Love Letters from Engadin or Love Letters from the Engadine (Liebesbriefe aus dem Engadin) is a 1938 German romantic comedy film directed by Luis Trenker and Werner Klingler and starring Trenker, Carla Rust and Erika von Thellmann. It contains elements of the mountain film genre for which Trenker was best known. It is set in London and in the Engadin valley in the Swiss Alps, where much of the location shooting took place. Interiors were shot at the Sievering and Schönbrunn Studios in Vienna, which had recently been annexed by Germany. The film's sets were designed by the art directors Fritz Maurischat and Arthur Schwarz. It was distributed by Terra Film.

==Synopsis==
The manager of a ski resort decides to raise money by writing love letters on behalf of his popular ski instructor to various former pupils asking them to visit the resort again and donate to new facilities.
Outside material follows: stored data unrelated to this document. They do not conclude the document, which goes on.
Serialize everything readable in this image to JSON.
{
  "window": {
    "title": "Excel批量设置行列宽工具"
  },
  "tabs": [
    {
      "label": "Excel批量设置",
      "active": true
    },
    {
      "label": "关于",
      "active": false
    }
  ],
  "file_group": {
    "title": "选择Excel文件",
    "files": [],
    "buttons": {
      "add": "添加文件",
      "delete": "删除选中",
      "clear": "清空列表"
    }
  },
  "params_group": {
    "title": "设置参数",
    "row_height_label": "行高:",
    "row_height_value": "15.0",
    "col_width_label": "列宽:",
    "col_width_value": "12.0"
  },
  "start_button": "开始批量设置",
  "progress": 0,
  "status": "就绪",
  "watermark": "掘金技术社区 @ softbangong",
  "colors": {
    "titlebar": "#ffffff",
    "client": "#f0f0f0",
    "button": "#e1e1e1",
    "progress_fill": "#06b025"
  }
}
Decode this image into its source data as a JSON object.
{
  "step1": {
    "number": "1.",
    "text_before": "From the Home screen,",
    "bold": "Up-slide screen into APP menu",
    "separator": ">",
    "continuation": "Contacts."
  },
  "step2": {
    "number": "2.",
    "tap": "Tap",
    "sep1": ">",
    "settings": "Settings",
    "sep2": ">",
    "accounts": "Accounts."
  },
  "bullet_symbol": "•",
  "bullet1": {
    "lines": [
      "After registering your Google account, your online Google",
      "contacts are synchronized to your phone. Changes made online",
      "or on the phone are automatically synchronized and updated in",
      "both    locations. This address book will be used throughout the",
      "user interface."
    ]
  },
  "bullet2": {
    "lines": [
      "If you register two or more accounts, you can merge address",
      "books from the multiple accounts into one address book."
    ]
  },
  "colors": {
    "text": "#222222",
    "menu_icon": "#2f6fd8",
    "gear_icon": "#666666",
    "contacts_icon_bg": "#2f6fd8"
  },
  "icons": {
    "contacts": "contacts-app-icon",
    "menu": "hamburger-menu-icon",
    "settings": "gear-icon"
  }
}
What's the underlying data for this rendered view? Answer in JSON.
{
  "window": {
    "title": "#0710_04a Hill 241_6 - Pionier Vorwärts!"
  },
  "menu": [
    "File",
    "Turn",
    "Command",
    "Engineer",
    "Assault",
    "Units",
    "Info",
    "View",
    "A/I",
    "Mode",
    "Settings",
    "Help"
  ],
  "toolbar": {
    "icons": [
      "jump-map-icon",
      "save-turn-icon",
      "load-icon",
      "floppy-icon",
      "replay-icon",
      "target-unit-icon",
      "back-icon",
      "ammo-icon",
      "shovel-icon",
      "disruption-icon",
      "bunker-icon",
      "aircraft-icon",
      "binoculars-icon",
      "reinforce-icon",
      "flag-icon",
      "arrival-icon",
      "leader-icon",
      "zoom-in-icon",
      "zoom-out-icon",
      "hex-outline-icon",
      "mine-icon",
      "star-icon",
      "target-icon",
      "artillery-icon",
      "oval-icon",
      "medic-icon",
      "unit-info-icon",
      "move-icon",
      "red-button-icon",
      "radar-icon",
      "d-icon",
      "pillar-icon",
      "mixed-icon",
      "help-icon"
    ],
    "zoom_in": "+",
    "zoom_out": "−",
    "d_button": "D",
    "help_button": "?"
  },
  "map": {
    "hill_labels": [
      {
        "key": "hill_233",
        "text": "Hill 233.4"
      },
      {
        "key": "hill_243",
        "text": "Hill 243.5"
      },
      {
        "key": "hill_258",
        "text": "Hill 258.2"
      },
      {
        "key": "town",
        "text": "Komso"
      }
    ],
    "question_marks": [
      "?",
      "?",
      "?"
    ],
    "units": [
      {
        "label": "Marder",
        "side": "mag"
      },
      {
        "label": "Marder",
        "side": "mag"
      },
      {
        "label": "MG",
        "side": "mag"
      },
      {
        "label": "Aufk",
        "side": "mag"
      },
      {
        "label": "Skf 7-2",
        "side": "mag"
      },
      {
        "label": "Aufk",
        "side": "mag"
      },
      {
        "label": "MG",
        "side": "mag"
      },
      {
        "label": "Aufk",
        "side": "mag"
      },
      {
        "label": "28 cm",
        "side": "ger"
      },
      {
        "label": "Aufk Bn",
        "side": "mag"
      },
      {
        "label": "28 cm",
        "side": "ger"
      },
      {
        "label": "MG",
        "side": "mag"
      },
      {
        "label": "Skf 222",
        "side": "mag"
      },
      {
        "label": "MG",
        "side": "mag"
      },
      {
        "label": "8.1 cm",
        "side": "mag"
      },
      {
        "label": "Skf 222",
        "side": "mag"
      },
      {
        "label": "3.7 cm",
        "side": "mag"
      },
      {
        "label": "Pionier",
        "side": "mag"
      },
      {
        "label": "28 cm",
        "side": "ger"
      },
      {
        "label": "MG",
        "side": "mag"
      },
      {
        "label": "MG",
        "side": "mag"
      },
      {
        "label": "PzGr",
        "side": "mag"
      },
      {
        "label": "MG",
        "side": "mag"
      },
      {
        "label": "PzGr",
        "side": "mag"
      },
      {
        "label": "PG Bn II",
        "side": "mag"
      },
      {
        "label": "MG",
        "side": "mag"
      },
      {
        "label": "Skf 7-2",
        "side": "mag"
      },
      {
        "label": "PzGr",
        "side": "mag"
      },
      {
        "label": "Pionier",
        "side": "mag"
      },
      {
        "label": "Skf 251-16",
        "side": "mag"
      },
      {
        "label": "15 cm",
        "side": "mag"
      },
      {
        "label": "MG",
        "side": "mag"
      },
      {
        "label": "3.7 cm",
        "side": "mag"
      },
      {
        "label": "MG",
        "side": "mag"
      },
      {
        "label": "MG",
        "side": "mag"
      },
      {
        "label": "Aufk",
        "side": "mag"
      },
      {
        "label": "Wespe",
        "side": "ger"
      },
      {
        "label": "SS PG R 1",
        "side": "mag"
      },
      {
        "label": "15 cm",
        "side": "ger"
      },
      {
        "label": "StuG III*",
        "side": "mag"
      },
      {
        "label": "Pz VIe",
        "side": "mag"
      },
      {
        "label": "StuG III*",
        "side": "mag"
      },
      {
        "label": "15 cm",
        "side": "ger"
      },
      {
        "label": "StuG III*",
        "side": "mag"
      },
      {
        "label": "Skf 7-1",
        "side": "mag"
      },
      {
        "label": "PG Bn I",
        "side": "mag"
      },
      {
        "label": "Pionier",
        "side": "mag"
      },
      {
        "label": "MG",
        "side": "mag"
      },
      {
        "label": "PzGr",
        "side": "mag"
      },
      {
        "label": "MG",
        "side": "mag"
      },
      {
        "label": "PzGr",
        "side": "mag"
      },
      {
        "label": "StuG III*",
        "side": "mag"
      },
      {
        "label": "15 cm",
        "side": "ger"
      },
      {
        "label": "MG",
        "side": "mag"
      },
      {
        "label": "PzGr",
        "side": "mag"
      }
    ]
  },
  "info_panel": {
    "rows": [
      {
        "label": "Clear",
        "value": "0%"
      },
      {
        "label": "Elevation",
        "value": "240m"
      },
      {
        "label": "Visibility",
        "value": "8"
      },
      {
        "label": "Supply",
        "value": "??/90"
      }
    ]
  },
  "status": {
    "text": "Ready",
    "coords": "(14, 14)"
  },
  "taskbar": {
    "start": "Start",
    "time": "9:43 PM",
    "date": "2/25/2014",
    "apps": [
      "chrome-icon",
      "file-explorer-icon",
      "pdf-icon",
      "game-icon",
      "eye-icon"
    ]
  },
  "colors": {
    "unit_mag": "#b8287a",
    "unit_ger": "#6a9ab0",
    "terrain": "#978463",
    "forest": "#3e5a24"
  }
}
This causes complications when one of his former students in London breaks off her engagement to an aristocrat, having discovered he is marrying her for her fortune, and travels out to Switzerland accompanied by a female friend.

==Main cast==
- Luis Trenker as Toni Anewanter
- Carla Rust as Dorothy Baxter
- Erika von Thellmann as Anni Anewanter, Tonis Schwester
- Charlott Daudert as Constance Farrington
- Paul Heidemann as Lord Horace Baxter, Dorothys Vater
- Robert Dorsay as Jack, Kammerdienter
- Otto Wernicke as Thomas Viertinger, Hotelier
- Umberto Sacripante as Dr. Sacripanti
- Anton Pointner as Amtsrichter Rung

== Bibliography ==
- Höbusch, Harald (2016). "Mountain of Destiny: Nanga Parbat and Its Path Into the German Imagination"
- Klaus, Ulrich J. Deutsche Tonfilme: Jahrgang 1938. Klaus-Archiv, 1988.